Cette attention exclusive des parents pendant les premières années est d'ailleurs une des raisons invoquées pour expliquer les meilleures performances scolaires des aînés. Les statistiques montrent, en effet, qu'ils sont globalement plus diplômés que leurs jeunes frères et sœurs, et c'est encore plus marqué pour les filles.
Certes, ils ont tous dû vivre le désagrément de voir un rival vagissant venir monopoliser le temps et les bras des parents. Cela peut développer chez eux une tendance à l'anxiété.
Mais selon le sociobiologiste américain, Franck J. Sulloway (département des sciences cognitives du Massachussetts Institute of Technology), la peur d'être détrônés devient aussi un atout qui les conduit à développer des aptitudes utiles. Obligés de lutter pour conserver leur place, les aînés deviennent plus spontanément, selon le spécialiste américain, des défenseurs de l'ordre établi et s'intègrent mieux dans la société.
A rebours, le cadet, qui s'impose en bousculant l'ordre familial à sa naissance, aurait naturellement tendance à se montrer rebelle.

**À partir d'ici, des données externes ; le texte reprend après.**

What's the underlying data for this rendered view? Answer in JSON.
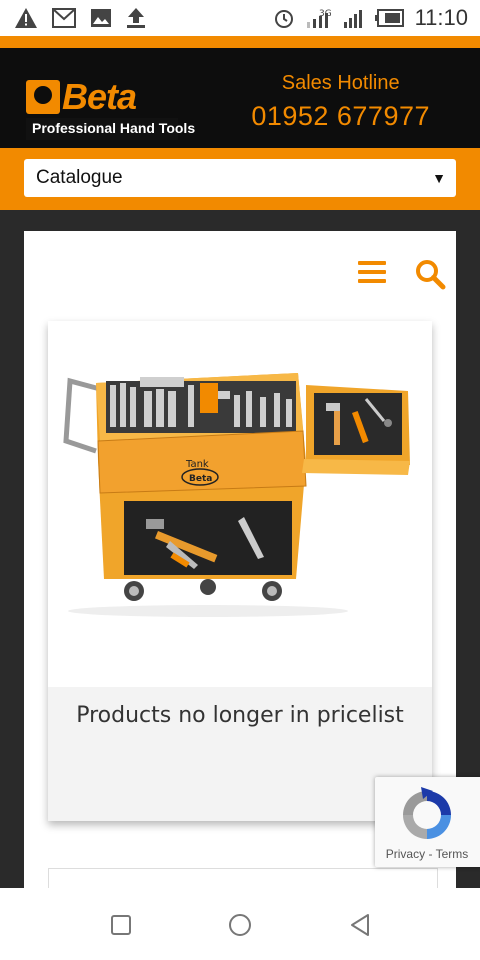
{
  "status_bar": {
    "time": "11:10",
    "network": "3G",
    "icons": [
      "warning-icon",
      "gmail-icon",
      "gallery-icon",
      "upload-icon",
      "alarm-icon",
      "data-arrows-icon",
      "signal-icon",
      "signal-icon",
      "battery-icon"
    ]
  },
  "header": {
    "logo_word": "Beta",
    "logo_tagline": "Professional Hand Tools",
    "hotline_label": "Sales Hotline",
    "hotline_number": "01952 677977"
  },
  "catalogue_select": {
    "value": "Catalogue"
  },
  "nav": {
    "icons": [
      "hamburger-menu-icon",
      "search-icon"
    ]
  },
  "product_card": {
    "image_label": "Tank Beta",
    "caption": "Products no longer in pricelist"
  },
  "recaptcha": {
    "privacy": "Privacy",
    "separator": " - ",
    "terms": "Terms"
  },
  "system_nav": {
    "icons": [
      "square-recents-icon",
      "circle-home-icon",
      "triangle-back-icon"
    ]
  },
  "colors": {
    "accent": "#f28a00",
    "header_bg": "#0d0d0d",
    "frame_bg": "#2a2a2a"
  }
}
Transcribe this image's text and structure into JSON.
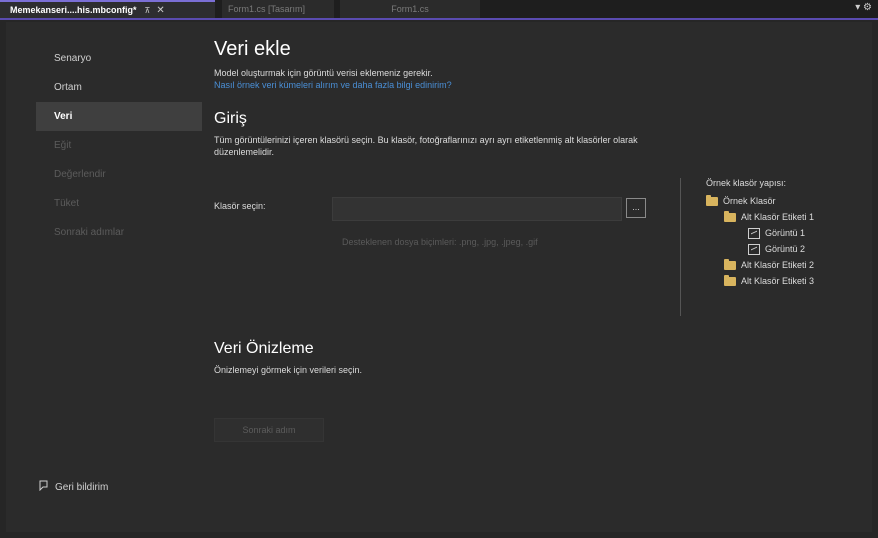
{
  "tabs": {
    "active": {
      "title": "Memekanseri....his.mbconfig*",
      "pin": "⊼",
      "close": "✕"
    },
    "inactive": [
      "Form1.cs [Tasarım]",
      "Form1.cs"
    ],
    "right": "▾ ⚙"
  },
  "sidebar": {
    "items": [
      {
        "label": "Senaryo",
        "state": "normal"
      },
      {
        "label": "Ortam",
        "state": "normal"
      },
      {
        "label": "Veri",
        "state": "active"
      },
      {
        "label": "Eğit",
        "state": "disabled"
      },
      {
        "label": "Değerlendir",
        "state": "disabled"
      },
      {
        "label": "Tüket",
        "state": "disabled"
      },
      {
        "label": "Sonraki adımlar",
        "state": "disabled"
      }
    ],
    "feedback": {
      "icon": "feedback-icon",
      "label": "Geri bildirim"
    }
  },
  "main": {
    "title": "Veri ekle",
    "description": "Model oluşturmak için görüntü verisi eklemeniz gerekir.",
    "link": "Nasıl örnek veri kümeleri alırım ve daha fazla bilgi edinirim?",
    "input_section": {
      "title": "Giriş",
      "description": "Tüm görüntülerinizi içeren klasörü seçin. Bu klasör, fotoğraflarınızı ayrı ayrı etiketlenmiş alt klasörler olarak düzenlemelidir.",
      "folder_label": "Klasör seçin:",
      "folder_value": "",
      "browse_label": "...",
      "hint": "Desteklenen dosya biçimleri: .png, .jpg, .jpeg, .gif"
    },
    "preview_section": {
      "title": "Veri Önizleme",
      "description": "Önizlemeyi görmek için verileri seçin."
    },
    "next_button": "Sonraki adım"
  },
  "sample_tree": {
    "title": "Örnek klasör yapısı:",
    "nodes": [
      {
        "label": "Örnek Klasör",
        "icon": "folder-icon",
        "level": 0
      },
      {
        "label": "Alt Klasör Etiketi 1",
        "icon": "folder-icon",
        "level": 1
      },
      {
        "label": "Görüntü 1",
        "icon": "image-icon",
        "level": 2
      },
      {
        "label": "Görüntü 2",
        "icon": "image-icon",
        "level": 2
      },
      {
        "label": "Alt Klasör Etiketi 2",
        "icon": "folder-icon",
        "level": 1
      },
      {
        "label": "Alt Klasör Etiketi 3",
        "icon": "folder-icon",
        "level": 1
      }
    ]
  },
  "colors": {
    "background": "#262626",
    "accent": "#7b6fd6",
    "link": "#4a8fd6",
    "folder": "#d8b45e"
  }
}
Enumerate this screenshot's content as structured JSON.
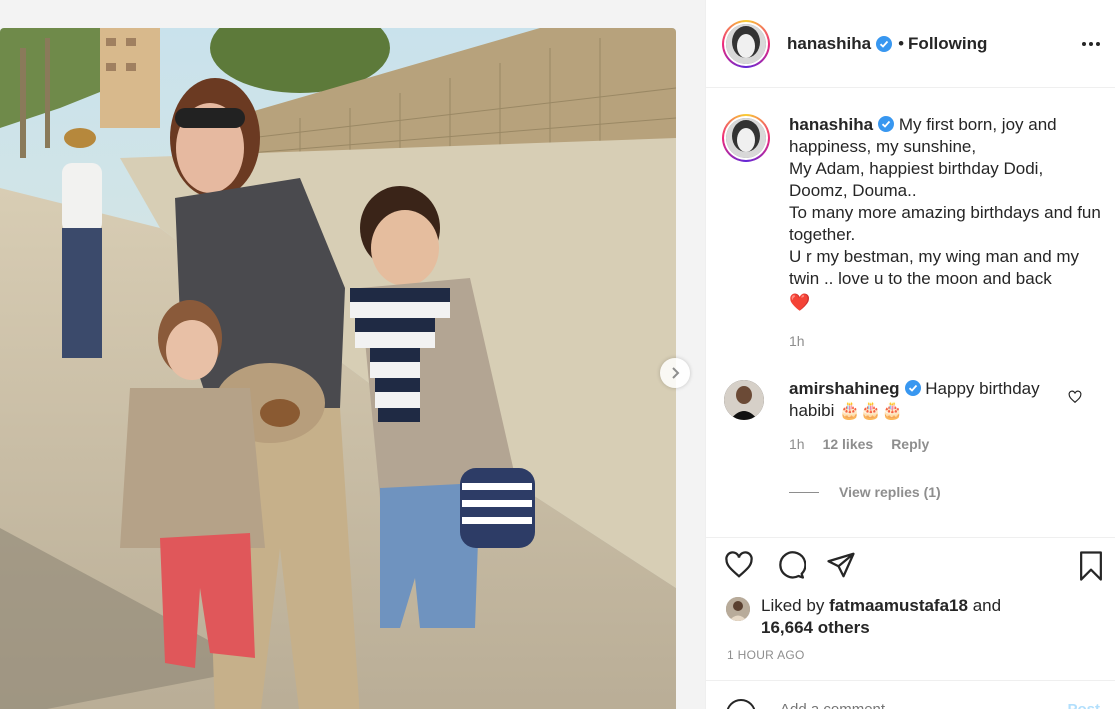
{
  "post": {
    "username": "hanashiha",
    "dot": "•",
    "following_label": "Following"
  },
  "caption": {
    "username": "hanashiha",
    "text": "My first born, joy and happiness, my sunshine,\nMy Adam, happiest birthday Dodi, Doomz, Douma..\nTo many more amazing birthdays and fun together.\nU r my bestman, my wing man and my twin .. love u to the moon and back",
    "emoji": "❤️",
    "time": "1h"
  },
  "comment": {
    "username": "amirshahineg",
    "text": "Happy birthday habibi",
    "emoji": "🎂🎂🎂",
    "time": "1h",
    "likes": "12 likes",
    "reply_label": "Reply",
    "view_replies": "View replies (1)"
  },
  "likes": {
    "prefix": "Liked by",
    "user": "fatmaamustafa18",
    "and": "and",
    "others": "16,664 others"
  },
  "post_time": "1 HOUR AGO",
  "add_comment": {
    "placeholder": "Add a comment…",
    "post_label": "Post"
  },
  "colors": {
    "verified": "#3897f0",
    "heart_red": "#ed4956",
    "text_secondary": "#8e8e8e"
  },
  "icons": [
    "verified-icon",
    "more-options-icon",
    "like-heart-icon",
    "comment-icon",
    "share-icon",
    "save-icon",
    "comment-like-icon",
    "next-arrow-icon",
    "emoji-icon"
  ]
}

Reste que l'attention parentale est sous tendue par des attentes fortes. Plus que tout autre, l'aîné doit réaliser le désir d'enfant parfait, un enfant fantasmé, imaginaire et d'emblée c'est une mission impossible...

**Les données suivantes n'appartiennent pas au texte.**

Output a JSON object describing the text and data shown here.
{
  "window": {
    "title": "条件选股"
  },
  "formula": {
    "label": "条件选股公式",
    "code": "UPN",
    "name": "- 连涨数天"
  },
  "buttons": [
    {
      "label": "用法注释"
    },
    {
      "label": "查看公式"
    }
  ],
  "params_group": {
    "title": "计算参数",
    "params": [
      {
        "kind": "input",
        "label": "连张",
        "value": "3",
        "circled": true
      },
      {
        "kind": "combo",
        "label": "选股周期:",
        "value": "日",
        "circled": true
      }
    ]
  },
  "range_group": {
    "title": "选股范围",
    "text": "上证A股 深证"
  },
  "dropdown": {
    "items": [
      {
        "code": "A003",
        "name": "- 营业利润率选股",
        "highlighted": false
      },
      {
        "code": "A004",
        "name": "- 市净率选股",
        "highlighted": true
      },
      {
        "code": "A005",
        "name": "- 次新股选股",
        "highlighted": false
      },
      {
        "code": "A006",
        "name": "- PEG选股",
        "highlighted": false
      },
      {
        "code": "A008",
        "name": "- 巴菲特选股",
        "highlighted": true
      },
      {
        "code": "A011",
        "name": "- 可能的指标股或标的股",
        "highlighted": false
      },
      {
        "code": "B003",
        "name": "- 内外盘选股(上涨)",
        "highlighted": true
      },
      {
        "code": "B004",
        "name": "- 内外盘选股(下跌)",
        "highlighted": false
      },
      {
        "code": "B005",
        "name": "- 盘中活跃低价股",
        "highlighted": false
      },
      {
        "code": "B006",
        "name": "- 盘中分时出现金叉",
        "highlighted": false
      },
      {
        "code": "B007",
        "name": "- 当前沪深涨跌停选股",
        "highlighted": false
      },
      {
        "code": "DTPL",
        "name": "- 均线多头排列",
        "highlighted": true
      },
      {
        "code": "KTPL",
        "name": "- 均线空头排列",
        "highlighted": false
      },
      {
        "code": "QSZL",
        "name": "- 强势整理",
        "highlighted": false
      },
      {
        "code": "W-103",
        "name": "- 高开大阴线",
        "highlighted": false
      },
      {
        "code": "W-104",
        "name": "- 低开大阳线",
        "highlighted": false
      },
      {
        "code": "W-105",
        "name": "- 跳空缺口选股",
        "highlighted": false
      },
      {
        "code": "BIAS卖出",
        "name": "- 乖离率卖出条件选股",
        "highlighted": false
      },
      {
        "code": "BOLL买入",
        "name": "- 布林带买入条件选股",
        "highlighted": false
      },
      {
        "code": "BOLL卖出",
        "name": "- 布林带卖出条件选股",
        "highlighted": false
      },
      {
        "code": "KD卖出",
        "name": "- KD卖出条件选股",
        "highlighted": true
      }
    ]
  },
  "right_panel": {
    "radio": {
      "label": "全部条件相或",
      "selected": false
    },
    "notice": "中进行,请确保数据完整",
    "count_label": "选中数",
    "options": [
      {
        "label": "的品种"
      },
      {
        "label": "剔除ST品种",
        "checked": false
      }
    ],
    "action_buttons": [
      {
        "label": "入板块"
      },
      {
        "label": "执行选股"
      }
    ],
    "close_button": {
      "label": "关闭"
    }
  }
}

Les parents peuvent chercher à se réparer à travers lui, ce qu'ils auraient voulu être, ce qu'ils n'auraient pas voulu vivre. De façon inconsciente, ils font ainsi peser des enjeux bien lourds sur ses épaules. Plus que d'autres, il sera susceptible de les décevoir, et l'enfant le sent parfaitement. Adultes, ils continueront pourtant d'essayer.
Les thérapeutes rencontrent ainsi dans leurs cabinets de nombreux aînés qui ont du mal à faire leurs choix librement et qui traversent la vie en cherchant l'approbation ou la reconnaissance de ceux qui les entourent.
Pour qu'il reste un enfant...
Pour que la place d'aîné reste une chance, il faut faire attention aux symboles. Anodins en apparence, ils en disent long sur les charges qui peuvent peser inconsciemment sur lui aux âges où il doit garder une place d'enfant.
Cela peut commencer dès le faire-part de naissance : "Léo est heureux de vous annoncer la naissance de Julie !". Mais Léo n'a que trois ans. Il n'est pas vraiment certain de ce qui se passe, ni d'être ravi d'ailleurs. Ses parents pensent ainsi le valoriser, mais ils le placent, en fait, en position de responsabilité à un moment où il a surtout besoin d'entendre qu'il reste leur enfant chéri.
Différentes petites phrases malvenues peuvent ensuite ajouter à sa charge mentale. Et notamment, le fameux "mauvais exemple" qu'il ne doit pas donner au plus jeune. En réalité, c'est pour lui-même, parce qu'il ne doit pas se mettre en danger ou bien manger, que l'enfant ne doit pas faire de bêtises ou finir sa soupe, pas pour son petit frère.
Attention aussi à ces petites filles, qui, d'elles-mêmes ou à la demande de leurs parents, se comportent en "petites mères" pour les plus jeunes. C'est possible et même naturel le temps d'un jeu. Mais les parents ne doivent jamais leur transférer leurs propres responsabilités : s'occuper systématiquement du biberon du soir par exemple.
Il existe une ligne très fine, mais à ne pas franchir, entre demander un service à l'enfant, ce qui est normal, et lui transférer une responsabilité parentale, ce qui le fait grandir trop vite.